[book] Hands-On Machine Learning with Scikit-Learn and TensorFlow#


A study note of [Géron, 2019]

Highlights on iPad to be organized

Classification#

Performance Measures#

Accuracy#

  • Defined as the rate/percent of cases that correctly classified out of the total number of samples.

  • Accuracy is generally not the preferred performance measure for classifiers, especially when you are dealing with skewed datasets (i.e., when some classes are much more frequent than others

Confusion Matrix#

  • A much better way to evaluate the performance of a classifier. The general idea is to count the number of times instances of class A are classified as class B

    >>> from sklearn.metrics import confusion_matrix 
    >>> confusion_matrix(y_train, y_train_pred)
    
    • Each row in a confusion matrix represents an actual class, while each column represents a predicted class.

      Predicted (-)

      Predicted (+)

      True (-)

      True negative

      False positive

      True (+)

      Flase negative

      True positive

Precision and Recall#

  • Precision: accuracy of the positive predictions (a.k.a. pisitive predicted values)

    \[\text{Precision} = \frac{\text{TP}}{\text{TP + FP}}\]
  • Recall: sensitivity or true positive rate (TPR)

    \[\text{Recall} = \frac{\text{TP}}{\text{TP + FN}}\]
    from sklearn.metrics import precision_score, recall_score
    precision_score(y_train, y_pred)
    recall_score(y_train, y_pred)
    
  • It is often convenient to combine precision and recall into a single metric called the F1 score

    \[F_1 = \frac{1}{\frac{1}{\text{precision}} + \frac{1}{\text{recall}}} = \frac{\text{TP}}{\text{TP} + \frac{\text{FN + FP}}{2}}\]
    • It is the harmonic mean gives much more weight to low values. As a result, the classifier will only get a high F1 score if both recall and precision are high.
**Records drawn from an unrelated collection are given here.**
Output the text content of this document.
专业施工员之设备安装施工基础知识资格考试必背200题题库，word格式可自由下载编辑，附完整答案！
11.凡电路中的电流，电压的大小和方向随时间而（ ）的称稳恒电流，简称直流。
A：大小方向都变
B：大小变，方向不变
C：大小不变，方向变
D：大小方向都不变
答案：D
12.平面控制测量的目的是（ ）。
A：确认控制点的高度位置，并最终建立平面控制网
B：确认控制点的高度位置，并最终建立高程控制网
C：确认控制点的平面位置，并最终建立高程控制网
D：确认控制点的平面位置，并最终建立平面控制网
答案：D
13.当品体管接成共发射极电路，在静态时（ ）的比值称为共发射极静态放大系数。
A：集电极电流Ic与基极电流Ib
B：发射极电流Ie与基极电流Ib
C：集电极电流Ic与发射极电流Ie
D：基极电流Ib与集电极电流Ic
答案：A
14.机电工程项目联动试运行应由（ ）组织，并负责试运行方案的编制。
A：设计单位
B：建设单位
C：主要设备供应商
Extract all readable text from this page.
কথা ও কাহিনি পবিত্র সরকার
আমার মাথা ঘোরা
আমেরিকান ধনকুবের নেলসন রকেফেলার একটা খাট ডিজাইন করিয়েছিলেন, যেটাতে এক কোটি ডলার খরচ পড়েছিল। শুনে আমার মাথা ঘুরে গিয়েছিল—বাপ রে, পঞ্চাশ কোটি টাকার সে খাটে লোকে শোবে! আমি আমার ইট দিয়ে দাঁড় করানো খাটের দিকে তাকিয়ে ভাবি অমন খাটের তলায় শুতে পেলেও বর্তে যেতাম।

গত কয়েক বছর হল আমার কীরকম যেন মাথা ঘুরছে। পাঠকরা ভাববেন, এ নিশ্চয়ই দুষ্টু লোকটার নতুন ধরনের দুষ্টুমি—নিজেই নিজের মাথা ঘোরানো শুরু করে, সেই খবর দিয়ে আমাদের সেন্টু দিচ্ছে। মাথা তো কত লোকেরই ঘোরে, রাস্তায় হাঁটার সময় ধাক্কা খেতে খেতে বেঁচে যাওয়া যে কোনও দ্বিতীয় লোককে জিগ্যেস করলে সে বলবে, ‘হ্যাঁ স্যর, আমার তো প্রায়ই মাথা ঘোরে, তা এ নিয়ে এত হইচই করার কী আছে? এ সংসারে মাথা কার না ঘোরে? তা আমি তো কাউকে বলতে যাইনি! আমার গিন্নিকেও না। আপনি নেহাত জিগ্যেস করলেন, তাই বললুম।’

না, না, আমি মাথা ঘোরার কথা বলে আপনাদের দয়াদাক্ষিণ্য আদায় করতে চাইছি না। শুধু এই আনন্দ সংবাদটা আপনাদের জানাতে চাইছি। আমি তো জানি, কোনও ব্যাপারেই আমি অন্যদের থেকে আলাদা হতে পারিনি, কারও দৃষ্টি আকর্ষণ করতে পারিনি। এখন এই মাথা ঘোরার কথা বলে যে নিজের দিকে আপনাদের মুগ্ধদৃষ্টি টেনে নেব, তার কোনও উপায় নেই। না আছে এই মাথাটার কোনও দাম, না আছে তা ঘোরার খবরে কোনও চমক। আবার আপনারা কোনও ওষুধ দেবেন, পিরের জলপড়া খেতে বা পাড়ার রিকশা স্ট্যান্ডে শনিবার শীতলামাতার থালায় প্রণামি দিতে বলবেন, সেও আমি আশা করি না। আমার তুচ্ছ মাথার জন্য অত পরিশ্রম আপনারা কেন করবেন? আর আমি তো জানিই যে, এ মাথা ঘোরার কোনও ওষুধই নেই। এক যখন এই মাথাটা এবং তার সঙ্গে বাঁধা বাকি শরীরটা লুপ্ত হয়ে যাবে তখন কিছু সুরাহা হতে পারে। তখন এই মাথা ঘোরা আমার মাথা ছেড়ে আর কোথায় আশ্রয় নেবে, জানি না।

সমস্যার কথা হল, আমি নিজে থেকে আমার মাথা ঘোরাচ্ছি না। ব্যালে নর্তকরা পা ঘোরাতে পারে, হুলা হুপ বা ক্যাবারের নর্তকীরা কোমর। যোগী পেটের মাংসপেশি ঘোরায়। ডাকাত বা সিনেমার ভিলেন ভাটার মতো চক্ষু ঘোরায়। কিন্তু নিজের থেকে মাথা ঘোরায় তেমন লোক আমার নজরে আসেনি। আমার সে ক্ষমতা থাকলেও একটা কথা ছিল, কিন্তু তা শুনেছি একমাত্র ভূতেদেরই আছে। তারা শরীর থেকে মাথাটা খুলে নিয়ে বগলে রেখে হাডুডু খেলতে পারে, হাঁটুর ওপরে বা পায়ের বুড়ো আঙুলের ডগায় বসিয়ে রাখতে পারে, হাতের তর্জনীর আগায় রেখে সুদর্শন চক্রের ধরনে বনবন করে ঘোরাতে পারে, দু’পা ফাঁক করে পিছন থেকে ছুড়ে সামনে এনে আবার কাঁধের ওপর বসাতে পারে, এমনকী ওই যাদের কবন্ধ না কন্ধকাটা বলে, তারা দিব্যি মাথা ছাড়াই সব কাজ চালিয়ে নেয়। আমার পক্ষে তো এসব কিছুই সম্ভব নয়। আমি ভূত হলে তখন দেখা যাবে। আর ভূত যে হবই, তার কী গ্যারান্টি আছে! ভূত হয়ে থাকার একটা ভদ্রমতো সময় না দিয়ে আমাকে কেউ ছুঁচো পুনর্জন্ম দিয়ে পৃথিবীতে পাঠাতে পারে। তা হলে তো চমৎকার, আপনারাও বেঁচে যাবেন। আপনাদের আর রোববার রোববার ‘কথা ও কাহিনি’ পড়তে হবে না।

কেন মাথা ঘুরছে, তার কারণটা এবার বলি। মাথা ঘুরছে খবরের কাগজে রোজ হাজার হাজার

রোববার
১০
    • Can be used to compare two classifiers

    • The F1 score favors classifiers that have similar precision and recall.

    >>> from sklearn.metrics import f1_score
    >>>  f1_score(y_train, y_pred)
    
  • You can’t have it both ways: increasing precision reduces recall, and vice versa. This is called the precision/recall tradeoff. Fig 3-3

    • Scikit-Learn does not let you set the threshold directly, but it does give you access to the decision scores that it uses to make predictions. Instead of calling the classifier’s predict() method, you can call its decision_function() method, which returns a score for each instance, and then make predictions based on those scores using any threshold you want

    • To find the “optimal” threshold, we can calculate the scores for all instances in the training set using cross_val_predict() with specifying method = "decision_function" instead of acutal predictions

      • with these scores, plot the precision_recall_curve() for all possible threshold

        >>> from sklearn.metrics import precision_recall_curve 
        >>> precisions, recalls, thresholds = precision_recall_curve(y_train, y_scores)
        

        Fig 3-4

    • Another way to select a good precision/recall tradeoff is to plot precision directly against recall

    • Precision may sometimes go down when you raise the threshold (although in general it will go up); recall can only go down when the threshold is increased, which explains why its curve looks smooth.

The ROC Curve#

  • It is very similar to the precision/recall curve, but instead of plotting precision versus recall, the ROC curve plots the true positive rate (sensitivity, another name for recall) against the false positive rate (1-specificity).

    • One way to compare classifiers is to measure the area under the curve (AUC).

    >>> from sklearn.metrics import roc_curve 
    >>> fpr, tpr, thresholds = roc_curve(y_train, y_scores)
    
    >>> from sklearn.metrics import roc_auc_score
    >>> roc_auc_score(y_train, y_scores)
    
    • Once again there is a tradeoff: the higher the recall (TPR), the more false positives (FPR) the classifier produces

  • ROC curve vs. precision/recall: As a rule of thumb, you should prefer the PR curve whenever the positive class is rare or when you care more about the false (predicted) positives than the false negatives, and the ROC curve otherwise.

[Geron19]

Aurélien Géron. Hands-on machine learning with Scikit-Learn, Keras, and TensorFlow: Concepts, tools, and techniques to build intelligent systems. O'Reilly Media, 2019.